Building a brand new market infrastructure provides an unequaled opportunity to ensure that best practices of cybersecurity are built into the technology right from the very start. A cyber-security framework should be adopted and overseen by an independent Chief Information Security Officer (CISO) whose purpose should be to provide a focal point within the organisation for cyber-security practices and risk assessments. Any such framework should be based on internationally recognised standards to guarantee adherence to cyber-security best practice.

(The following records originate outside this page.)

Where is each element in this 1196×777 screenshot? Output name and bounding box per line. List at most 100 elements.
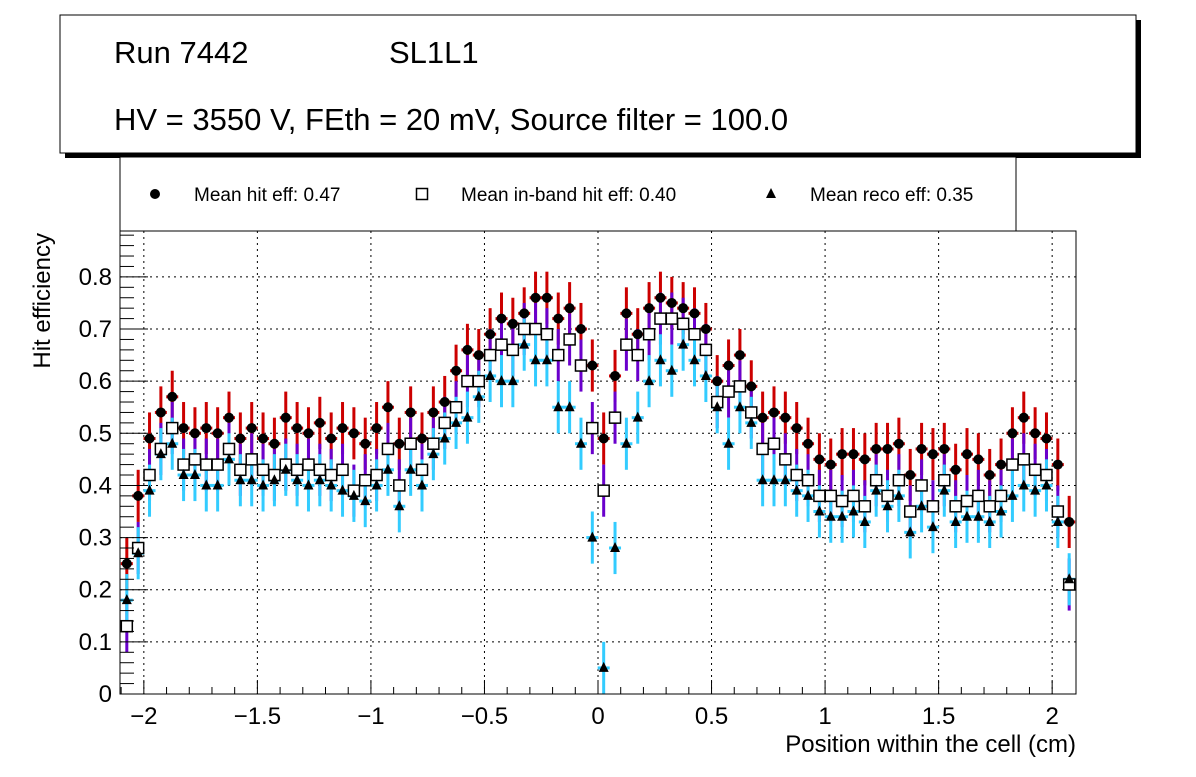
data-point-circle: [893, 438, 904, 449]
data-point-triangle: [689, 354, 700, 365]
data-point-circle: [507, 318, 518, 329]
data-point-open-square: [858, 500, 872, 513]
data-point-open-square: [529, 322, 542, 336]
data-point-open-square: [449, 400, 463, 414]
data-point-circle: [950, 464, 961, 475]
data-point-triangle: [178, 469, 189, 480]
data-point-circle: [155, 407, 166, 418]
data-point-circle: [837, 449, 848, 460]
data-point-circle: [814, 454, 825, 465]
data-point-open-square: [608, 411, 622, 424]
data-point-open-square: [756, 442, 769, 456]
data-point-triangle: [757, 474, 768, 485]
data-point-circle: [927, 449, 938, 460]
data-point-circle: [939, 443, 950, 454]
data-point-circle: [984, 470, 995, 481]
data-point-open-square: [415, 463, 429, 477]
data-point-triangle: [871, 484, 882, 495]
data-point-open-square: [620, 338, 633, 351]
data-point-triangle: [269, 474, 280, 485]
data-point-triangle: [201, 479, 212, 490]
data-point-triangle: [644, 375, 655, 386]
data-point-circle: [780, 412, 791, 423]
data-point-triangle: [530, 354, 541, 365]
data-point-circle: [189, 428, 200, 439]
data-point-circle: [326, 433, 337, 444]
data-point-triangle: [541, 354, 552, 365]
data-point-circle: [871, 443, 882, 454]
data-point-open-square: [1028, 463, 1042, 477]
settings-label: HV = 3550 V, FEth = 20 mV, Source filter…: [114, 102, 788, 137]
data-point-triangle: [405, 463, 416, 474]
x-tick-label: −1: [357, 703, 384, 730]
data-point-circle: [905, 470, 916, 481]
data-point-circle: [746, 381, 757, 392]
data-point-open-square: [801, 473, 815, 487]
data-point-triangle: [587, 531, 598, 542]
data-point-circle: [962, 449, 973, 460]
data-point-triangle: [962, 510, 973, 521]
data-point-triangle: [1018, 479, 1029, 490]
legend-box: [119, 156, 1017, 232]
data-point-circle: [848, 449, 859, 460]
data-point-triangle: [927, 521, 938, 532]
data-point-triangle: [348, 489, 359, 500]
data-point-circle: [734, 350, 745, 361]
data-point-open-square: [143, 468, 156, 482]
data-point-circle: [314, 417, 325, 428]
data-point-circle: [916, 443, 927, 454]
x-tick-label: −1.5: [234, 703, 281, 730]
data-point-triangle: [803, 489, 814, 500]
data-point-triangle: [246, 474, 257, 485]
data-point-circle: [519, 308, 530, 319]
data-point-open-square: [881, 489, 894, 503]
data-point-circle: [496, 313, 507, 324]
data-point-circle: [825, 459, 836, 470]
data-point-triangle: [258, 479, 269, 490]
data-point-circle: [655, 292, 666, 303]
data-point-triangle: [155, 448, 166, 459]
data-point-open-square: [994, 489, 1008, 503]
data-point-open-square: [200, 458, 213, 471]
data-point-circle: [371, 423, 382, 434]
data-point-triangle: [485, 369, 496, 380]
data-point-open-square: [563, 333, 576, 346]
data-point-open-square: [676, 317, 690, 331]
data-point-circle: [280, 412, 291, 423]
data-point-open-square: [495, 338, 508, 351]
data-point-triangle: [133, 547, 144, 558]
legend-entry: Mean hit eff: 0.47: [194, 185, 340, 206]
data-point-circle: [700, 324, 711, 335]
data-point-triangle: [632, 411, 643, 422]
data-point-triangle: [371, 479, 382, 490]
data-point-circle: [1030, 428, 1041, 439]
data-point-circle: [382, 402, 393, 413]
data-point-triangle: [462, 411, 473, 422]
data-point-circle: [712, 376, 723, 387]
title-box: [59, 14, 1137, 154]
data-point-open-square: [552, 348, 565, 362]
data-point-triangle: [598, 661, 609, 672]
data-point-open-square: [188, 453, 202, 466]
data-point-triangle: [848, 505, 859, 516]
data-point-circle: [1064, 516, 1075, 527]
data-point-open-square: [370, 468, 383, 482]
data-point-triangle: [439, 432, 450, 443]
data-point-circle: [201, 423, 212, 434]
data-point-triangle: [417, 479, 428, 490]
data-point-circle: [689, 308, 700, 319]
data-point-triangle: [996, 505, 1007, 516]
layer-label: SL1L1: [389, 35, 479, 70]
data-point-triangle: [666, 364, 677, 375]
data-point-open-square: [358, 473, 372, 487]
data-point-open-square: [824, 489, 838, 503]
data-point-open-square: [517, 322, 531, 336]
data-point-triangle: [916, 500, 927, 511]
data-point-circle: [394, 438, 405, 449]
data-point-triangle: [189, 469, 200, 480]
data-point-open-square: [336, 463, 349, 477]
data-point-open-square: [654, 312, 667, 325]
x-tick-label: 2: [1045, 703, 1058, 730]
data-point-circle: [473, 350, 484, 361]
data-point-circle: [235, 433, 246, 444]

7. Will Covid delay the timetable for the consolidated tape as suggested in some recent industry events?
As an industry, we are now finding ways to actually work within the parameters of the virus spreading in society, and actually as a whole, services seem to be working. Going forward I believe we will maintain “situation normal” in the sense that things are progressing and activity will continue to occur. Now that Working From Home has bedded down, we can’t see a reason why Covid-19 would post any significant challenges outside of the normal operational challenges that always exist.
Mark SchaedelPosted at 18:20h, 03 March
A really good summary. A number of points are debatable here but I love that you dug in beyond cost – that is rarely the case even on your podcast with Streets 🙂 Would like to see more discussion around the objectives for the tape and how it serves investors. Would also suggest you go a bit deeper to explain how data quality issues can be addressed with data standards and how trade reporting data quality can be addressed. One small point to mention: delayed data isn’t permitted to be used in machine readable form. Exchanges don’t make delayed data available, they permit vendors to provide delayed display products available without user fees.